19. The Amazing Adventures of Kavalier and Clay by Michael Chabon
Chabon writes with such creative flare. His use of figurative language, character development and pacing is expert. Reading this book is like stepping into another world, which of course is what all good fiction strives to do.
20. White Noise by Don DeLillo
This is an amazing commentary on the social and emotional state of America in the 20th century. I wonder what changes DeLillo would have to make if he rewrote it for the 21st century? In the book families are disconnected, dysfunctional and afraid of non/imaginary threats. Right, he wouldn’t have to change a thing.
21. Grapes of Wrath by John Steinbeck
If I had to pick a favorite book I would say that I don’t have a favorite book. But if I were pressed to name a book that could be my favorite I would say that it would depend on my mood and what book I was reading at the time. Then, eventually, by default I’d name “Grapes of Wrath.” I had a friend that wanted to name his band Rosasharn’s Milk. His band mates declined. They must have been illiterate.
22. Siddhartha by Herman Hesse
Simple, profound and worth reading annually.
23. 1984 by George Orwell
“War is peace. Freedom is slavery. Ignorance is strength.” Orwell was a brilliant writer. He envisioned the dystopian world that to some extent, we now live in. Beyond the big ideas, the love story at the center of this book is devastating.
24. The Unbearable Lightness of Being by Milan Kundera
Kundera opened my mind to the poetic power of the vignette. He weaves brief philosophical musings, erotic encounters and intimate secrets together, which form a brutally honest portrait of the human condition.
25. A Joseph Campbell Companion by Joseph Campbell
Joseph Campbell is known for his academic writings about myth and the power of metaphor. This book highlights his collective insights, dispensing nuggets of wisdom.
26. The Road by Cormac McCarthy
McCarthy’s sparse prose in this epic vision of a post-apocalyptic world is absolutely haunting. Its realism is tragic. Its thematic symbolism is spectacular. This is the story of a nameless father and son who makes their way to the coast after an unspecified catastrophic event has set the world back to year zero. A parable of the 21st century.

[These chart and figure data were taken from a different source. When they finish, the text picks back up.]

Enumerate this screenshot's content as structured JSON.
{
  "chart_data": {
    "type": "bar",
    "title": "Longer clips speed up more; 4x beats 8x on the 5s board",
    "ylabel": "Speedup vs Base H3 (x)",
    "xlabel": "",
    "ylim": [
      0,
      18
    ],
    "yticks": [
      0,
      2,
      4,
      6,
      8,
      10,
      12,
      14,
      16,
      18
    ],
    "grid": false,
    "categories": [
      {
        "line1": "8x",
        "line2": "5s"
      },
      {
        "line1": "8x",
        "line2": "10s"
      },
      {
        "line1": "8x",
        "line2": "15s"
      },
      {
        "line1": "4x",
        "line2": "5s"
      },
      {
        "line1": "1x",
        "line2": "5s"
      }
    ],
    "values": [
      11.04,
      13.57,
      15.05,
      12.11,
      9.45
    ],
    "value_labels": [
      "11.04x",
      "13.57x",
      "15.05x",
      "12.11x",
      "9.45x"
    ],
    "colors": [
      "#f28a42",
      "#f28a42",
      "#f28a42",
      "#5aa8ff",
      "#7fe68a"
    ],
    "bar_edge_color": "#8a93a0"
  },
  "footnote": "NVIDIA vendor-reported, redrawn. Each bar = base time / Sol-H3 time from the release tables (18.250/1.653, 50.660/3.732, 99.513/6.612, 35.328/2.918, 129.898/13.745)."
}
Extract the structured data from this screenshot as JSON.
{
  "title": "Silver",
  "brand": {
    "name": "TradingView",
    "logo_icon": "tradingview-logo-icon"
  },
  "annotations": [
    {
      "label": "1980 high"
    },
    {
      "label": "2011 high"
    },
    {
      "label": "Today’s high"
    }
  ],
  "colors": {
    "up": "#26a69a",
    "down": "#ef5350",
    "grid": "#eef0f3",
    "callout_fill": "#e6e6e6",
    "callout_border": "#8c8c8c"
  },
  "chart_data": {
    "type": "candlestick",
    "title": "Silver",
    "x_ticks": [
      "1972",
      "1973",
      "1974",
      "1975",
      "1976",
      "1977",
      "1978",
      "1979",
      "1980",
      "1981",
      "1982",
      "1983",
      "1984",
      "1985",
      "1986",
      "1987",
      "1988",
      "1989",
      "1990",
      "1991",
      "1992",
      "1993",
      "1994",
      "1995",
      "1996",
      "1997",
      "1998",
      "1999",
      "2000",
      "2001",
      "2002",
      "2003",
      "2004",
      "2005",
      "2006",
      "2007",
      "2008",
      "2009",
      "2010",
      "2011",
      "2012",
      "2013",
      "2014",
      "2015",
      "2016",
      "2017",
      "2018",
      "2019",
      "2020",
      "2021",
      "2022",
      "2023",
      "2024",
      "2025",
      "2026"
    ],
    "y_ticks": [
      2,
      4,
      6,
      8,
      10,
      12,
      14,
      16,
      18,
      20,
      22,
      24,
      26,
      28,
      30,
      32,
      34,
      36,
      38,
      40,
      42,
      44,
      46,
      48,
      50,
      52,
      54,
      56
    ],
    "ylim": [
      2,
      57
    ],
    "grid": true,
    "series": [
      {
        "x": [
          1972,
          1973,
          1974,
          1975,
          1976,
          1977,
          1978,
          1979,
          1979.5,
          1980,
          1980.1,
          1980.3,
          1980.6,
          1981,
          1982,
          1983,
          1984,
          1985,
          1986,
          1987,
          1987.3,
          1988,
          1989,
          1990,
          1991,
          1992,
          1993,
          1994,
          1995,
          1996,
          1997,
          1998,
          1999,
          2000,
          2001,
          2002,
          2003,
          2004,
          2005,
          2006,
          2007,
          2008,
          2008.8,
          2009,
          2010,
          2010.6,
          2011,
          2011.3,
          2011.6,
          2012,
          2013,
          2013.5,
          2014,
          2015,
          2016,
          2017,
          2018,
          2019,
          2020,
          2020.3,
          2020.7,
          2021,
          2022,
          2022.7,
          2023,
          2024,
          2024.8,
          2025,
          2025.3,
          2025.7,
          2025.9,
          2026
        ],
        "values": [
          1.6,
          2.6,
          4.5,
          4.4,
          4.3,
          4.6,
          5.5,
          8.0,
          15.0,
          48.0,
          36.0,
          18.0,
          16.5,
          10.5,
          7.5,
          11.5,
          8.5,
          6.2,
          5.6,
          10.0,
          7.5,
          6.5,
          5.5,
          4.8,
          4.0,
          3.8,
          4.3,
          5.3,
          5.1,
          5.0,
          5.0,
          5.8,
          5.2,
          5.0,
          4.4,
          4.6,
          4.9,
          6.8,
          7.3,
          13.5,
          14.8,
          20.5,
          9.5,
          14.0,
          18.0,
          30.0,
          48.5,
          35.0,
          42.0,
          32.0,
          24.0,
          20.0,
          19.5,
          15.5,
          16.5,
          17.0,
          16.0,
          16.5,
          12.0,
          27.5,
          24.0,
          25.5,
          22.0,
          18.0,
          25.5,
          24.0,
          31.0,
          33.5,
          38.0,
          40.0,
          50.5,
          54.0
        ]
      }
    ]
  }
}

27. The Watchmen by Dave Gibbons and Alan Moore
Who watches the watchmen? This graphic novel is the stuff of mythic proportions.
28. Portrait of the Artist as a Young Man by James Joyce
Words to live by – “I will not serve that in which I no longer believe, whether it calls itself my home, my fatherland, or my church: and I will try to express myself in some mode of life or art as freely as I can and as wholly as I can, using for my defense the only arms I allow myself to use — silence, exile, and cunning.”
29. The Adventures of Huckleberry Finn by Mark Twain
Hemingway said it best – “All modern American literature comes from one book by Mark Twain called Huckleberry Finn. American writing comes from that.”
30. Beloved by Toni Morrison
This novel pushes the boundaries of the art form. It opened me to the possibilities of brutality and beauty. Reading it is like staring into the abyss of slavery and having the abyss stare back.